Der beliebteste Impfstoff ist in der Schweiz nicht erhältlich

Es ist jetzt an den beiden Impfkommissionen Ekin und Stiko, dieses Für und Wider abzuwägen. Stehen die Ausgaben für die Impfstoffe gesamtgesellschaftlich gesehen im Verhältnis zu den eingesparten Therapiekosten? Auch solche Dinge müssen bedacht werden. Aufgabe von Kommissionen ist es eben auch, im grösseren Rahmen zu denken. Oder: Ist damit zu rechnen, dass die gesamte Gesellschaft profitiert? Weil die Ausbreitung der Erreger gebremst wird. Schaut man in Länder wie Grossbritannien, ist mit Impfquoten zu rechnen, die das nicht leisten werden.

Was diese Überlegungen noch zusätzlich erschwert, sagt der Ekin-Präsident Christoph Berger vom Universitäts-Kinderspital Zürich: Einen der unter Kinderärzten beliebtesten Impfstoffe gibt es in der Schweiz nicht. Er wurde vom Hersteller zurückgezogen. Das Spray der Firma AstraZeneca wirkt ähnlich gut wie die Konkurrenzprodukte, ist genauso sicher, schmerzt aber weniger. In Deutschland kann das Spray Kindern ab dem Alter von zwei Jahren in die Nase gesprüht werden.

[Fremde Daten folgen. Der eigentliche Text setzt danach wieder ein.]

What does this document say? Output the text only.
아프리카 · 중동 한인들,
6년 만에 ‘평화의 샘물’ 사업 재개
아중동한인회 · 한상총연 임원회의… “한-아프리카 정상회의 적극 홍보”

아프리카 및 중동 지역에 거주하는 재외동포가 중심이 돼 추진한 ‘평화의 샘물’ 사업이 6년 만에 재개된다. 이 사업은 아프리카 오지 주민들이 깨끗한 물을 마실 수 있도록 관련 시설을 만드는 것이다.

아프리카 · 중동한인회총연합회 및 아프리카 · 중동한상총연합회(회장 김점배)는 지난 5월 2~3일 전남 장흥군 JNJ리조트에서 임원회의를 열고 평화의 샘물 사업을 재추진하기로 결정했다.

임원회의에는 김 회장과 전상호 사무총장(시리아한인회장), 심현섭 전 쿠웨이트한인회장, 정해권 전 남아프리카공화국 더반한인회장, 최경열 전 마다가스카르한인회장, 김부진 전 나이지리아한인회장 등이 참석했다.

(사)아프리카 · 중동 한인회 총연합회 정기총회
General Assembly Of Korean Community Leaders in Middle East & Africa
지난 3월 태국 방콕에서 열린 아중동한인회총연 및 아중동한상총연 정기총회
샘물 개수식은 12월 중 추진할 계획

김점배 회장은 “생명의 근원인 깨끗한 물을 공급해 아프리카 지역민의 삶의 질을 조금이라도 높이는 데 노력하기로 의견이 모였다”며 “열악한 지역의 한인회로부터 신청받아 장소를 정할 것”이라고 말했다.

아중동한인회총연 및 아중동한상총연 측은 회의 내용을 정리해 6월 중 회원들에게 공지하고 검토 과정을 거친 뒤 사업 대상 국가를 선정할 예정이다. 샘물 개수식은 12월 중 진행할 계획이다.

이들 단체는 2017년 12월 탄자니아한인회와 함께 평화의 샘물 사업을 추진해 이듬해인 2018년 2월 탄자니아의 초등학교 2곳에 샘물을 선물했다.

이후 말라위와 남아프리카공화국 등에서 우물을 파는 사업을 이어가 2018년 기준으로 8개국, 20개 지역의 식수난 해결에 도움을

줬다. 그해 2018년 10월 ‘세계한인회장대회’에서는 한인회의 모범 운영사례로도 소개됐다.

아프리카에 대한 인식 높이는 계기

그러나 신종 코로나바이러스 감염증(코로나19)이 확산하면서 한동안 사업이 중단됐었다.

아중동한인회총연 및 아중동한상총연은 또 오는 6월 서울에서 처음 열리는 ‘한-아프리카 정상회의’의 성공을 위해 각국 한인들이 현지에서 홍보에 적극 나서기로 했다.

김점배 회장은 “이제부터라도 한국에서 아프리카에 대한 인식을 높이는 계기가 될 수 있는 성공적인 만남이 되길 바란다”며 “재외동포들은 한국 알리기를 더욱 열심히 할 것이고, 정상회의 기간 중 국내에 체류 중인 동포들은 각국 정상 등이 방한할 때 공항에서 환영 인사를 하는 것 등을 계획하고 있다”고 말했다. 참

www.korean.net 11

Eine Empfehlung würde den Eltern helfen, Geld zu sparen

Sollten die Kommissionen demnächst die Grippeimpfung für alle Kinder empfehlen, würden die Eltern von sinkenden Kosten profitieren. Sowohl in der Schweiz als auch in Deutschland müssen die Kassen die Massnahme bislang nur für Kinder zahlen, denen die Spritze schon jetzt offiziell nahegelegt wird. Lassen Eltern ihre Kinder impfen, die nicht zu einer Risikogruppe gehören, liegt es im Ermessen der Krankenkassen, ob sie sich an den Kosten beteiligen. In Deutschland können sich Eltern in der Regel darauf verlassen, in der Schweiz gibt es grosszügige und geizige Kassen. In dieser Diskussion würde eine Ekin-Entscheidung den Betroffenen mindestens gute Argumente liefern. Die Freiheit, sich für oder gegen eine Impfung zu entscheiden, bliebe dabei völlig unberührt.

Bei Kindern, die jünger sind als ein halbes Jahr, darf in beiden Ländern keine Impfung verwendet werden. Sie können nur über Umwege geimpft werden. Wenn sich Mütter während der Schwangerschaft gegen die Influenza schützen, bildet ihr Immunsystem Antikörper, die dann auf das Kind übertragen werden. Für mehrere Monate ist dieses deshalb in der Lage, Grippeviren abzuwehren. Eine Massnahme, die schon jetzt allen Müttern von beiden Impfkommissionen empfohlen wird.

Wie man die Grippe bei einem Kind erkennt und was man gegen die Krankheit tun kann

Es ist nicht immer einfach, die Grippe von anderen Erkältungskrankheiten zu unterscheiden. Symptome wie Husten, Halsschmerzen, Schnupfen, Kopfschmerzen, Fieber, Schüttelfrost können auch bei anderen Infektionen auftreten.

Für eine Grippe spricht jedoch, wenn alles zusammen auftritt, wenn Gliederschmerzen dazukommen und das Fieber ungewöhnlich hoch ist. Ein weiteres typisches Kennzeichen ist der abrupte Symptombeginn innerhalb von ein paar Stunden. Gastrointestinale Beschwerden wie Durchfall oder Erbrechen können von Influenzaviren ebenfalls verursacht werden. In der Regel sind die meisten Symptome bei Kindern nach fünf bis sechs Tagen verschwunden, ein Reizhusten kann aber auch bis zu zehn Tage anhalten.

«Achten Sie unbedingt darauf, dass Ihr Kind genug trinkt» ist Roland Ellings erster Behandlungstipp. Ein, zwei Tage nichts zu essen, sei für ein krankes Kind nicht so schlimm, «das holen die alles wieder auf». Aber Flüssigkeitsmangel ist einer der häufigsten Gründe für die Aufnahme von Kindern mit Grippe im Spital. Ein Grund dafür ist, dass sie durch das Fieber viel Flüssigkeit verlieren.

Der zweite Tipp des pädiatrischen Infektiologen der Kinder- und Jugendklinik des Universitätsklinikums Freiburg: «Achten Sie mehr auf Ihr Kind als auf das Thermometer.» Man solle nicht mit aller Gewalt versuchen, das Fieber zu senken, insbesondere wenn das Kind sonst einen halbwegs guten Eindruck mache. «Die Körpertemperatur muss nicht unbedingt unter 38,5 Grad liegen, ein Fieber hat auch seinen Sinn.»

Fiebersenkende Medikamente wie Paracetamol oder Ibuprofen können manchmal trotzdem hilfreich sein, zum Beispiel wenn die Temperatur über 40 Grad ansteigt oder wenn das Kind nicht schlafen kann. Eine Studie liefert noch einen weiteren Rat, um dem Kind zu einem besseren Schlaf zu verhelfen. Ein Löffel Honig vor dem Schlafengehen könne den Hustenreiz lindern.